Author : Matthieu C. R. Cartron
Funny that they called her a mother, for she had neither sons nor daughters. Ancient but lively, she was as old as all of those who had been created alongside her. Every day she would look around, slowly, to watch her neighbors, hoping that it would be different, that they might awaken from death. But every day she was given a sorrowful reminder.
She was alone.
She ate the warm light, and had no choice but to do so. She waited. And waited. Eventually, she experimented, and found a way to create it–something to bring her a passive sort of company. She had found a way to create them, microbes, and once they came into existence, they became essential to her.
They borrowed some of her energy, but she didn’t mind. They returned the favor with their innocent presence, an ignorant sort of mutualism. She knew of them but they never knew of her.
For some reason she had survived. The red being to her right and the yellow being to her left had also survived, but only for a desperate moment. Putting up a vicious fight, the red being came the closest, but like the others, he too fell into a deep sleep. If anything, the Mother thought, he would be the one to awaken once more.

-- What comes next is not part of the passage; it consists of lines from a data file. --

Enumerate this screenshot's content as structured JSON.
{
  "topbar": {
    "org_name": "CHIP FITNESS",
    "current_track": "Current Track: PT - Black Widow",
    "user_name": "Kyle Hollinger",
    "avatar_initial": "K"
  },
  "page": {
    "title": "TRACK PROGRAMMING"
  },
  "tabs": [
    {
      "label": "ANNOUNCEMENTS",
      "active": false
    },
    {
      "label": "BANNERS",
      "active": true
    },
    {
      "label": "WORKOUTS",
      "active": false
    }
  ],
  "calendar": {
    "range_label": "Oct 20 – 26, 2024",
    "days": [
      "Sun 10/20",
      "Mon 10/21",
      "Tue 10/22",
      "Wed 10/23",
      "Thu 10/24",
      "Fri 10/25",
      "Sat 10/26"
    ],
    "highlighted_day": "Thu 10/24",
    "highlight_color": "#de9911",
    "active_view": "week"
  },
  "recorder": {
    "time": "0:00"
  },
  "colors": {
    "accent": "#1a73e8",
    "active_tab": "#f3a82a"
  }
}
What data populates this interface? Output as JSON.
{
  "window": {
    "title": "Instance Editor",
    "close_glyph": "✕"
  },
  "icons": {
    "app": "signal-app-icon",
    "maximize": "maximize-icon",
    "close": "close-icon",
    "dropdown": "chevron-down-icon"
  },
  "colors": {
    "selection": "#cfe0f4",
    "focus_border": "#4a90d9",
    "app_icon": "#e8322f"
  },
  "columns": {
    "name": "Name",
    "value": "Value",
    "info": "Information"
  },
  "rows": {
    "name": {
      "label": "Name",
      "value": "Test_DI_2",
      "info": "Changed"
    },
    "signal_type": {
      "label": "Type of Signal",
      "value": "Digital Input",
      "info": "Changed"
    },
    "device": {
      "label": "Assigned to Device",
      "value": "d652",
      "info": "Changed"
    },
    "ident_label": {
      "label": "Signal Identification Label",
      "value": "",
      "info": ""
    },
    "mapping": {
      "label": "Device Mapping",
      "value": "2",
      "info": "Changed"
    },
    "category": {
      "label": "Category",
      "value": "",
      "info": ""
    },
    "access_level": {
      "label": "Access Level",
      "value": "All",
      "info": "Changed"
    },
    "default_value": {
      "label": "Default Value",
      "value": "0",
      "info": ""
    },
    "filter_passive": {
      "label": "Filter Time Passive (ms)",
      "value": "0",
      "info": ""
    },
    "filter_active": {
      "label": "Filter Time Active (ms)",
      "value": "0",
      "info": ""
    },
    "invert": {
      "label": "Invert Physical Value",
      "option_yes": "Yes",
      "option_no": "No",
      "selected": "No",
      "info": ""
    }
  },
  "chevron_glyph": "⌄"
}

She wondered if there were others out there in the darkness, others who had survived the blast long ago. Maybe they too could entertain themselves with the microbes. Were their creations the same as hers?
But in the latest few seconds of her existence, something went horribly wrong.
A new microbe had evolved onto her blue and green skin, and they were unlike anything she had ever seen before. They were neither the smallest nor tallest, the fastest or slowest. But they were the smartest. In the first few moments the Mother could sense promise.
But after that brief moment, they attacked her. They dug into her crinkled skin and let the black and blue blood spill. They multiplied, using her flesh to produce more offspring and propel their devilish mutation. Why were they not like the others?
She writhed in pain, jolting and disrupting the mutated microbes. They seemed to take no notice though, and perhaps this was because they simply did not care. They were galvanized by self-interest–but if only they were when it mattered. Had that been true, it might just have saved them.
No, she thought. Perhaps they weren’t all that smart. The holes they had dug would become their own graves, she thought. What stupid little things they were. She searched her memory for a solution but came up empty. Her mind fought for ideas but yielded nothing.
Mother Earth sat there, on her axis, wondering what she could do in the next few moments before she too, was dead. And this time, no one would be around to hope that one day she might wake up.
Beautifully done.
Lovely expression
A finely-wrought allegorical sledgehammer: the silent art of the swing followed by the brute impact – opening arc and denouement.
Excellent! Even better the second time.
Yes, we are pestiferous, aren’t we? And all too prone to multiply too fast.